Oral malodorous compound causes apoptosis and genomic DNA damage in human gingival fibroblasts

Background and Objective: Volatile sulfur compounds are the main cause of halitosis. Hydrogen sulfide is one of these volatile sulfur compounds and the principal malodorous compound in physiological halitosis. Periodontally pathogenic activities of hydrogen sulfide have been previously reported. Hydrogen sulfide induces apoptotic cell death in aorta smooth muscle cells and in other tissues. Apoptosis plays an important role in the onset and progress of periodontitis. The objective of this study was to determine whether hydrogen sulfide causes apoptosis in human gingival fibroblasts. Material and methods: Necrotic cells were detected using a lactate dehydrogenase assay. Apoptosis was ascertained using a histone-complexed DNA fragment assay and flow cytometry. The level of caspase 3, a key enzyme in apoptotic signaling, was also measured, and the effects of hydrogen sulfide on reactive oxygen species and superoxide dismutase were assessed. DNA damage caused by hydrogen sulfide was examined by means of single-cell gel electrophoresis. Results: After 72 h of incubation with 100 ng/mL of hydrogen sulfide, necrosis was found in less than 10% of human gingival fibroblasts, whereas apoptosis was significantly increased (p < 0.05).
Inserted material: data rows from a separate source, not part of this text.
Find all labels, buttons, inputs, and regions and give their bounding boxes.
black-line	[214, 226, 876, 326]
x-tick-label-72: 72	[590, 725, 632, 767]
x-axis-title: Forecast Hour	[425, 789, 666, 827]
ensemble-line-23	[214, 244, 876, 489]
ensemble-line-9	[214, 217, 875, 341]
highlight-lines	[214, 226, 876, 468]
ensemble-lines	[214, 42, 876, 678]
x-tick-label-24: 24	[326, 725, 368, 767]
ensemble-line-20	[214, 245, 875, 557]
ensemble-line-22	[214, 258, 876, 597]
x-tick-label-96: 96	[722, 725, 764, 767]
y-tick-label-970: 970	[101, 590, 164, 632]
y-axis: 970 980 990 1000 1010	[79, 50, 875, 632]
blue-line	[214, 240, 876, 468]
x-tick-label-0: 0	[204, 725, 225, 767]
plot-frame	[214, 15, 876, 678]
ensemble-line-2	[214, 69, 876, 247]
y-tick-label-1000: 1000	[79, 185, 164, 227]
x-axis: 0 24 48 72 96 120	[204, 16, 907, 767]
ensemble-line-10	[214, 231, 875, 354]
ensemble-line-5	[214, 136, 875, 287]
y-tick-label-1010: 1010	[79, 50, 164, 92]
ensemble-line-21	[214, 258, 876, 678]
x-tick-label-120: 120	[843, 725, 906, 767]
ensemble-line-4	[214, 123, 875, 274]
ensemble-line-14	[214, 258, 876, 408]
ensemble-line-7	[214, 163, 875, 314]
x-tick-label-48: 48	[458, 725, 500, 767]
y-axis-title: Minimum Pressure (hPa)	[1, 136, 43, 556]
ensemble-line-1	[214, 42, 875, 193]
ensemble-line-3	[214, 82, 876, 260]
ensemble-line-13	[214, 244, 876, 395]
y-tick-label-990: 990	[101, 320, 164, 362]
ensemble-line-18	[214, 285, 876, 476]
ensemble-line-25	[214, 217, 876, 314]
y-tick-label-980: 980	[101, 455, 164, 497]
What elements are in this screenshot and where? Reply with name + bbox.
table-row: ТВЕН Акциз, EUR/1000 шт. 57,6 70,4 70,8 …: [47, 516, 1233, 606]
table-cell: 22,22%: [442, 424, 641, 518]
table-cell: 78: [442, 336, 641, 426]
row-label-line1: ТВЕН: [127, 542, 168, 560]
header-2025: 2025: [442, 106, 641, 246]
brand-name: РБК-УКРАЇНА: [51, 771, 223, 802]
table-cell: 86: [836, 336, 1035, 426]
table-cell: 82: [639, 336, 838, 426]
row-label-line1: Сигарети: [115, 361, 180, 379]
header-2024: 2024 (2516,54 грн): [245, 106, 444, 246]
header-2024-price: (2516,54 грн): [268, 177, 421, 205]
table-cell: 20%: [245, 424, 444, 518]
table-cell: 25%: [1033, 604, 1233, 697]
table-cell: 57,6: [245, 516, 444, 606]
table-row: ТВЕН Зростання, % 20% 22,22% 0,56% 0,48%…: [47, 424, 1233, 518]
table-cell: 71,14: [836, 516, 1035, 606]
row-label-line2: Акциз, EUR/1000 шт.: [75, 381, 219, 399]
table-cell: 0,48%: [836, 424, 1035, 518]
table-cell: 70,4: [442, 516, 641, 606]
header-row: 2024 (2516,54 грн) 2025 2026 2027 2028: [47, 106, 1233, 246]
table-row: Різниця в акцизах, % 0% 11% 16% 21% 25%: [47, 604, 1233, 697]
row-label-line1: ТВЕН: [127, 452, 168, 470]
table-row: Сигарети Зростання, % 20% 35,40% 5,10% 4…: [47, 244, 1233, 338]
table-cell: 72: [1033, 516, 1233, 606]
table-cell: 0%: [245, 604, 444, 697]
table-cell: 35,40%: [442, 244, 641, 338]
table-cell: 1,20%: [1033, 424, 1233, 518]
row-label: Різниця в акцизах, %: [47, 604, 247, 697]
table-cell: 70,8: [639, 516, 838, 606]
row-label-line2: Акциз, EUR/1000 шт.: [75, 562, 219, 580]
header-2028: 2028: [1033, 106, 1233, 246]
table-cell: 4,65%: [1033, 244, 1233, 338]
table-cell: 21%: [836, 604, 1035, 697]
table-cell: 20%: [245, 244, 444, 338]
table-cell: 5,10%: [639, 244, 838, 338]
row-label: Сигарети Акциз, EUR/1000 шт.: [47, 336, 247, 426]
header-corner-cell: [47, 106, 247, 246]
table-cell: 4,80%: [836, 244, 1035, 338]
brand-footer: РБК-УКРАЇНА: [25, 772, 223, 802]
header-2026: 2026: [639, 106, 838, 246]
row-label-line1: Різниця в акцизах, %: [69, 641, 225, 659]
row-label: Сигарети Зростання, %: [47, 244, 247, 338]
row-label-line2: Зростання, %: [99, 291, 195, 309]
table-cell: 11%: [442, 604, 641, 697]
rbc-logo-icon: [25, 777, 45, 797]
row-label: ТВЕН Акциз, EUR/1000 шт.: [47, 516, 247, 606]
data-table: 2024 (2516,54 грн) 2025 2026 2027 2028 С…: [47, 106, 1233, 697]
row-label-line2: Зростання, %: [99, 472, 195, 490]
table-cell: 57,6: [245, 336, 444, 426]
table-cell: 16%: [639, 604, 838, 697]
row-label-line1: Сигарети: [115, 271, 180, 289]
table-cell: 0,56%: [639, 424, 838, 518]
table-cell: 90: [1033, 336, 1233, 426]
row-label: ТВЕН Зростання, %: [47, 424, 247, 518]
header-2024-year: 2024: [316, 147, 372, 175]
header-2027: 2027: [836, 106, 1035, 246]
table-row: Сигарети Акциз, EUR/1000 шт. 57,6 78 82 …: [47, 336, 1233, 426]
Superoxide dismutase activity was strongly inhibited, and reactive oxygen species production was enhanced, after 48 and 72 h of incubation. Caspase 3 activity was also increased after 72 h of incubation (p < 0.01). Tail length, percentage of DNA in tail, and tail moment, measured by single-cell gel electrophoresis, were also intensified after 72 h of incubation (p < 0.001). Conclusion: Hydrogen sulfide caused apoptosis and DNA damage in human gingival fibroblasts. An increased level of reactive oxygen species stimulated by hydrogen sulfide may induce apoptosis and DNA strand breaks.